Published When We Feel Like It  
Vol. 14, No. 4    
 


Recent scholarship on golf carts, home field advantage, sexual aggression and David Beckham.

Walking vs. Riding and Performance among Professional Golfers. Charles O. Dotson and Seppo E. Iso-Ahola. International Sports Journal. 7 (1) 2003.

Golfers Casey Martin and Ford Olinger have sued the PGA and the USGA seeking the right to ride golf carts during competition. In each case, the governing bodies have maintained that "walking is a fundamental aspect to competitive golf and allowing the use of a cart would provide an unfair advantage." The Senior PGA Tour allows the use of golf carts and therefore provides "a potential model for addressing the issues of cart riding and its influence on golfers' performance." The data indicate that "Walk-ride behavior among senior PGA touring professionals has no influence on tournament performance . . . [R]iding does not provide an advantage over walking among professional golfers. If anything, although trivial, the opposite may be true . . . In no case would we predict riders to perform better than walkers."
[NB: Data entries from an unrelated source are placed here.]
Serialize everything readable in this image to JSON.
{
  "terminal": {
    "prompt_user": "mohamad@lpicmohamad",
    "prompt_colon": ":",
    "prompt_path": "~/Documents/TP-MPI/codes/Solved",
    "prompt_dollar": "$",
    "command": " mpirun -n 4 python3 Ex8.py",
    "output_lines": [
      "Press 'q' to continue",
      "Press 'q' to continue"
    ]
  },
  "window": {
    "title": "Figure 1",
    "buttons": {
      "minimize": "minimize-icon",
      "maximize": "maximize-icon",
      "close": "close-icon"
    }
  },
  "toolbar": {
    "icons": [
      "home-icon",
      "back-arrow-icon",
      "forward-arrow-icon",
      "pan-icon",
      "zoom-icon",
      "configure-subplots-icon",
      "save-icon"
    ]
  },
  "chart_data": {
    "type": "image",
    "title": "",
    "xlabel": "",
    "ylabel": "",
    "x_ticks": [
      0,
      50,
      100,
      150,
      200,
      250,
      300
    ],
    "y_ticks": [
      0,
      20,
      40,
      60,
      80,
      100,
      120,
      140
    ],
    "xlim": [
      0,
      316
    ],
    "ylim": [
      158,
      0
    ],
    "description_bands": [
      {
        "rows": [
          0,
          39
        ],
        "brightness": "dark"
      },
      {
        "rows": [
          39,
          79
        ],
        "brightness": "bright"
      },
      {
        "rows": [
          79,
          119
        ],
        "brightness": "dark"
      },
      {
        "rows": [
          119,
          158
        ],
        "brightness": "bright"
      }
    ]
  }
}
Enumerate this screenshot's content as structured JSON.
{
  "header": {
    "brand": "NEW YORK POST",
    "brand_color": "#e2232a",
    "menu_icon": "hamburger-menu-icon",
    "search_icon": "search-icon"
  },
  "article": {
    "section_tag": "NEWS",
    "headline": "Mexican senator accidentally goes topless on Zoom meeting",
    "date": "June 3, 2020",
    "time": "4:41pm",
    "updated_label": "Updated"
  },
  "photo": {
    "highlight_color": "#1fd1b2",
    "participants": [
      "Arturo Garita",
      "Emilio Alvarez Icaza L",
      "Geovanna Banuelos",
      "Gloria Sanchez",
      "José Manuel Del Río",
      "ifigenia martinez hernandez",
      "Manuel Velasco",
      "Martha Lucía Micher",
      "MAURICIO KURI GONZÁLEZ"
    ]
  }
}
The Home Advantage Revisted: Winning and Crowd Support in an Era of National Publics. D. Randall Smith. Journal of Sport and Social Issues. 27 (4) 2003.
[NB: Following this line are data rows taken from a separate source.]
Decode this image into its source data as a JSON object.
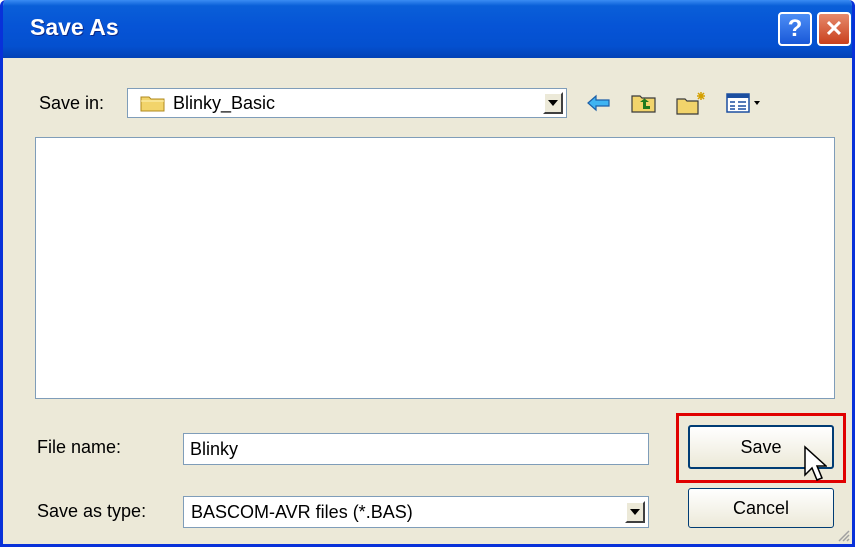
{
  "window": {
    "title": "Save As",
    "help_label": "?",
    "close_label": "✕"
  },
  "location": {
    "label": "Save in:",
    "value": "Blinky_Basic"
  },
  "toolbar": {
    "icons": [
      "back-arrow-icon",
      "up-one-level-icon",
      "new-folder-icon",
      "view-menu-icon"
    ]
  },
  "file_name": {
    "label": "File name:",
    "value": "Blinky"
  },
  "save_type": {
    "label": "Save as type:",
    "value": "BASCOM-AVR files (*.BAS)"
  },
  "buttons": {
    "save": "Save",
    "cancel": "Cancel"
  },
  "colors": {
    "titlebar": "#0654d6",
    "highlight": "#e00000",
    "dialog_bg": "#ece9d8"
  }
}
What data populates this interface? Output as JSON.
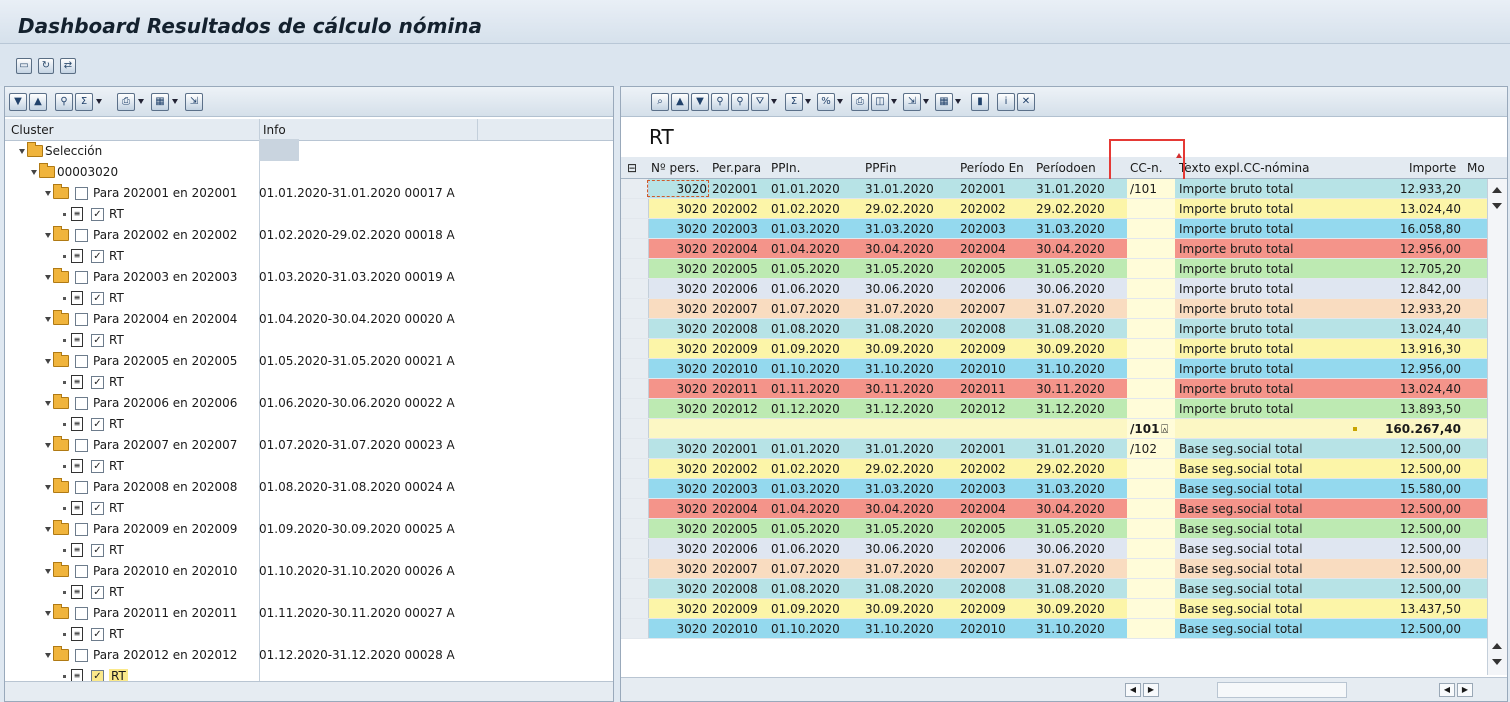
{
  "app": {
    "title": "Dashboard Resultados de cálculo nómina",
    "toolbar_icons": [
      "display-icon",
      "refresh-icon",
      "transfer-icon"
    ]
  },
  "tree": {
    "headers": {
      "cluster": "Cluster",
      "info": "Info"
    },
    "root": "Selección",
    "person": "00003020",
    "rt_label": "RT",
    "periods": [
      {
        "label": "Para 202001 en 202001",
        "info": "01.01.2020-31.01.2020 00017 A"
      },
      {
        "label": "Para 202002 en 202002",
        "info": "01.02.2020-29.02.2020 00018 A"
      },
      {
        "label": "Para 202003 en 202003",
        "info": "01.03.2020-31.03.2020 00019 A"
      },
      {
        "label": "Para 202004 en 202004",
        "info": "01.04.2020-30.04.2020 00020 A"
      },
      {
        "label": "Para 202005 en 202005",
        "info": "01.05.2020-31.05.2020 00021 A"
      },
      {
        "label": "Para 202006 en 202006",
        "info": "01.06.2020-30.06.2020 00022 A"
      },
      {
        "label": "Para 202007 en 202007",
        "info": "01.07.2020-31.07.2020 00023 A"
      },
      {
        "label": "Para 202008 en 202008",
        "info": "01.08.2020-31.08.2020 00024 A"
      },
      {
        "label": "Para 202009 en 202009",
        "info": "01.09.2020-30.09.2020 00025 A"
      },
      {
        "label": "Para 202010 en 202010",
        "info": "01.10.2020-31.10.2020 00026 A"
      },
      {
        "label": "Para 202011 en 202011",
        "info": "01.11.2020-30.11.2020 00027 A"
      },
      {
        "label": "Para 202012 en 202012",
        "info": "01.12.2020-31.12.2020 00028 A"
      }
    ]
  },
  "grid": {
    "title": "RT",
    "headers": {
      "pers": "Nº pers.",
      "perpara": "Per.para",
      "ppin": "PPIn.",
      "ppfin": "PPFin",
      "periodo_en": "Período En",
      "periodoen": "Períodoen",
      "cc": "CC-n.",
      "texto": "Texto expl.CC-nómina",
      "importe": "Importe",
      "mo": "Mo"
    },
    "rows": [
      {
        "pers": "3020",
        "perpara": "202001",
        "ppin": "01.01.2020",
        "ppfin": "31.01.2020",
        "periodo_en": "202001",
        "periodoen": "31.01.2020",
        "cc": "/101",
        "texto": "Importe bruto total",
        "importe": "12.933,20",
        "color": "#b7e3e6"
      },
      {
        "pers": "3020",
        "perpara": "202002",
        "ppin": "01.02.2020",
        "ppfin": "29.02.2020",
        "periodo_en": "202002",
        "periodoen": "29.02.2020",
        "cc": "",
        "texto": "Importe bruto total",
        "importe": "13.024,40",
        "color": "#fcf5a8"
      },
      {
        "pers": "3020",
        "perpara": "202003",
        "ppin": "01.03.2020",
        "ppfin": "31.03.2020",
        "periodo_en": "202003",
        "periodoen": "31.03.2020",
        "cc": "",
        "texto": "Importe bruto total",
        "importe": "16.058,80",
        "color": "#94d9ee"
      },
      {
        "pers": "3020",
        "perpara": "202004",
        "ppin": "01.04.2020",
        "ppfin": "30.04.2020",
        "periodo_en": "202004",
        "periodoen": "30.04.2020",
        "cc": "",
        "texto": "Importe bruto total",
        "importe": "12.956,00",
        "color": "#f4948a"
      },
      {
        "pers": "3020",
        "perpara": "202005",
        "ppin": "01.05.2020",
        "ppfin": "31.05.2020",
        "periodo_en": "202005",
        "periodoen": "31.05.2020",
        "cc": "",
        "texto": "Importe bruto total",
        "importe": "12.705,20",
        "color": "#bdeab2"
      },
      {
        "pers": "3020",
        "perpara": "202006",
        "ppin": "01.06.2020",
        "ppfin": "30.06.2020",
        "periodo_en": "202006",
        "periodoen": "30.06.2020",
        "cc": "",
        "texto": "Importe bruto total",
        "importe": "12.842,00",
        "color": "#dfe6f1"
      },
      {
        "pers": "3020",
        "perpara": "202007",
        "ppin": "01.07.2020",
        "ppfin": "31.07.2020",
        "periodo_en": "202007",
        "periodoen": "31.07.2020",
        "cc": "",
        "texto": "Importe bruto total",
        "importe": "12.933,20",
        "color": "#f9dcc0"
      },
      {
        "pers": "3020",
        "perpara": "202008",
        "ppin": "01.08.2020",
        "ppfin": "31.08.2020",
        "periodo_en": "202008",
        "periodoen": "31.08.2020",
        "cc": "",
        "texto": "Importe bruto total",
        "importe": "13.024,40",
        "color": "#b7e3e6"
      },
      {
        "pers": "3020",
        "perpara": "202009",
        "ppin": "01.09.2020",
        "ppfin": "30.09.2020",
        "periodo_en": "202009",
        "periodoen": "30.09.2020",
        "cc": "",
        "texto": "Importe bruto total",
        "importe": "13.916,30",
        "color": "#fcf5a8"
      },
      {
        "pers": "3020",
        "perpara": "202010",
        "ppin": "01.10.2020",
        "ppfin": "31.10.2020",
        "periodo_en": "202010",
        "periodoen": "31.10.2020",
        "cc": "",
        "texto": "Importe bruto total",
        "importe": "12.956,00",
        "color": "#94d9ee"
      },
      {
        "pers": "3020",
        "perpara": "202011",
        "ppin": "01.11.2020",
        "ppfin": "30.11.2020",
        "periodo_en": "202011",
        "periodoen": "30.11.2020",
        "cc": "",
        "texto": "Importe bruto total",
        "importe": "13.024,40",
        "color": "#f4948a"
      },
      {
        "pers": "3020",
        "perpara": "202012",
        "ppin": "01.12.2020",
        "ppfin": "31.12.2020",
        "periodo_en": "202012",
        "periodoen": "31.12.2020",
        "cc": "",
        "texto": "Importe bruto total",
        "importe": "13.893,50",
        "color": "#bdeab2"
      },
      {
        "total": true,
        "cc": "/101",
        "importe": "160.267,40",
        "color": "#fcf7c4"
      },
      {
        "pers": "3020",
        "perpara": "202001",
        "ppin": "01.01.2020",
        "ppfin": "31.01.2020",
        "periodo_en": "202001",
        "periodoen": "31.01.2020",
        "cc": "/102",
        "texto": "Base seg.social total",
        "importe": "12.500,00",
        "color": "#b7e3e6"
      },
      {
        "pers": "3020",
        "perpara": "202002",
        "ppin": "01.02.2020",
        "ppfin": "29.02.2020",
        "periodo_en": "202002",
        "periodoen": "29.02.2020",
        "cc": "",
        "texto": "Base seg.social total",
        "importe": "12.500,00",
        "color": "#fcf5a8"
      },
      {
        "pers": "3020",
        "perpara": "202003",
        "ppin": "01.03.2020",
        "ppfin": "31.03.2020",
        "periodo_en": "202003",
        "periodoen": "31.03.2020",
        "cc": "",
        "texto": "Base seg.social total",
        "importe": "15.580,00",
        "color": "#94d9ee"
      },
      {
        "pers": "3020",
        "perpara": "202004",
        "ppin": "01.04.2020",
        "ppfin": "30.04.2020",
        "periodo_en": "202004",
        "periodoen": "30.04.2020",
        "cc": "",
        "texto": "Base seg.social total",
        "importe": "12.500,00",
        "color": "#f4948a"
      },
      {
        "pers": "3020",
        "perpara": "202005",
        "ppin": "01.05.2020",
        "ppfin": "31.05.2020",
        "periodo_en": "202005",
        "periodoen": "31.05.2020",
        "cc": "",
        "texto": "Base seg.social total",
        "importe": "12.500,00",
        "color": "#bdeab2"
      },
      {
        "pers": "3020",
        "perpara": "202006",
        "ppin": "01.06.2020",
        "ppfin": "30.06.2020",
        "periodo_en": "202006",
        "periodoen": "30.06.2020",
        "cc": "",
        "texto": "Base seg.social total",
        "importe": "12.500,00",
        "color": "#dfe6f1"
      },
      {
        "pers": "3020",
        "perpara": "202007",
        "ppin": "01.07.2020",
        "ppfin": "31.07.2020",
        "periodo_en": "202007",
        "periodoen": "31.07.2020",
        "cc": "",
        "texto": "Base seg.social total",
        "importe": "12.500,00",
        "color": "#f9dcc0"
      },
      {
        "pers": "3020",
        "perpara": "202008",
        "ppin": "01.08.2020",
        "ppfin": "31.08.2020",
        "periodo_en": "202008",
        "periodoen": "31.08.2020",
        "cc": "",
        "texto": "Base seg.social total",
        "importe": "12.500,00",
        "color": "#b7e3e6"
      },
      {
        "pers": "3020",
        "perpara": "202009",
        "ppin": "01.09.2020",
        "ppfin": "30.09.2020",
        "periodo_en": "202009",
        "periodoen": "30.09.2020",
        "cc": "",
        "texto": "Base seg.social total",
        "importe": "13.437,50",
        "color": "#fcf5a8"
      },
      {
        "pers": "3020",
        "perpara": "202010",
        "ppin": "01.10.2020",
        "ppfin": "31.10.2020",
        "periodo_en": "202010",
        "periodoen": "31.10.2020",
        "cc": "",
        "texto": "Base seg.social total",
        "importe": "12.500,00",
        "color": "#94d9ee"
      }
    ]
  }
}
"Home teams win over 50% of sporting contests." In the past 20 years, the level of home advantage in the NBA, NHL and MLB has declined. "Distancing of players from fans via free agency and rapid salary escalation, coupled with marketing designed to create national publics, can produce declines in home advantage . . . [T]he social bases of home advantage have been eroded by economic forces and league marketing."

Sexual Aggression and Sports Participation. Dave Smith and Sally Stewart. Journal of Sport Behavior. 26 (4) 2003.
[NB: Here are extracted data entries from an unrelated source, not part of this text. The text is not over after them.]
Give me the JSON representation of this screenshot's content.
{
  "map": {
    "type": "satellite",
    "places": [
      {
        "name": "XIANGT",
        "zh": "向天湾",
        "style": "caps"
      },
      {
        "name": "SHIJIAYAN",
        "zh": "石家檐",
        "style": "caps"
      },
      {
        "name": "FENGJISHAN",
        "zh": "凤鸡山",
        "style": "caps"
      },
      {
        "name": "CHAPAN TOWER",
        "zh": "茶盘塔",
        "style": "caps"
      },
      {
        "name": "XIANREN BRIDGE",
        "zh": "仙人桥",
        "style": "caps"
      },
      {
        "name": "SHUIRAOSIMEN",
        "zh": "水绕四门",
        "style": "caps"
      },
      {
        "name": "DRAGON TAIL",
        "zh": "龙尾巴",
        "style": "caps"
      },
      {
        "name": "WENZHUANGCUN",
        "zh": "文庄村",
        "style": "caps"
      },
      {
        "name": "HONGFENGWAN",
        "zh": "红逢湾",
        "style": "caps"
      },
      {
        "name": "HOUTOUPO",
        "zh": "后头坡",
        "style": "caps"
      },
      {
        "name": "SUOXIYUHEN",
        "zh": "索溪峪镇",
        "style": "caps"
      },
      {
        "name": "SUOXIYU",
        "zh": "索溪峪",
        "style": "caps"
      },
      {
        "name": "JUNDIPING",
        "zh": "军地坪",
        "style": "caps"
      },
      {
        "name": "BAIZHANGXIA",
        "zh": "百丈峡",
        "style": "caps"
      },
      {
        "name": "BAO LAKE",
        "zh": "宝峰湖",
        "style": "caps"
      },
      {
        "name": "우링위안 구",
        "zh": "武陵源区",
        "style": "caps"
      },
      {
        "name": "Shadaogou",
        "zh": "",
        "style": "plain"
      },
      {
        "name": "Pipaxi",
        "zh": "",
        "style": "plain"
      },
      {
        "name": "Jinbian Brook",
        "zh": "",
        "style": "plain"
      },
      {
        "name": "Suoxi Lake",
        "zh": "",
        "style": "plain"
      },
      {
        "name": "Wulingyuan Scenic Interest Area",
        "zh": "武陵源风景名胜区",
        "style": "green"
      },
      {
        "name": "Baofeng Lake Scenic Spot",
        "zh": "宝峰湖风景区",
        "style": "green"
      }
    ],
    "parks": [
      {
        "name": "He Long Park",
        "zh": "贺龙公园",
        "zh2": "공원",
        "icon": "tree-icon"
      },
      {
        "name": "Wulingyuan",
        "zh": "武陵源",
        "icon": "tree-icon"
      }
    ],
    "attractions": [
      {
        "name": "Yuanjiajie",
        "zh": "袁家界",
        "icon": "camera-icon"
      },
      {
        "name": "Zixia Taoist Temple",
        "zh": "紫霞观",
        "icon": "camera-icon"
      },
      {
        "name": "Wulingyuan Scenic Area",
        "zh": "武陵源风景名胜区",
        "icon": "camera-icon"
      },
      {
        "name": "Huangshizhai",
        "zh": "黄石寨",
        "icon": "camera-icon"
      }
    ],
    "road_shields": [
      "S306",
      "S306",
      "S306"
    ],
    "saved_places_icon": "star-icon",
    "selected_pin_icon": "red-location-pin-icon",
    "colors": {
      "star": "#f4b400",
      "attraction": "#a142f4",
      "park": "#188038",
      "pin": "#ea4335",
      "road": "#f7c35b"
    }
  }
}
The study investigated the "sexually aggressive attitudes and behavior" among contact sport athletes, non-contact sport athletes and non-athletes at an English university. Two hundred eighty-two males completed several questionnaires. The results indicate that contrary to recent academic and media reports male "athletes do not have a greater propensity than non-athletes to commit sexual assault."

One David Beckham? Celebrity, Masculinity, and the Soccerati. Ellis Cashmore and Andrew Parker. Sociology of Sport Journal 20 (3) 2003.

David Beckham's "identity remains fluid and negotiable in accordance with the role and audience he seeks to address and the ends he seeks to achieve." Nevertheless, Beckham subverts "soccer's masculine conventions." His "inclusive popularity should be seen as a positive step in terms of the masculine norms which he clearly transcends and the subversive trends and behaviors he explicitly displays. " His identity "alongside his popular cultural appeal, has the potential to inform and impact upon a generation of young people both in terms of their sexual politics and the way in which they formulate their relational behavior."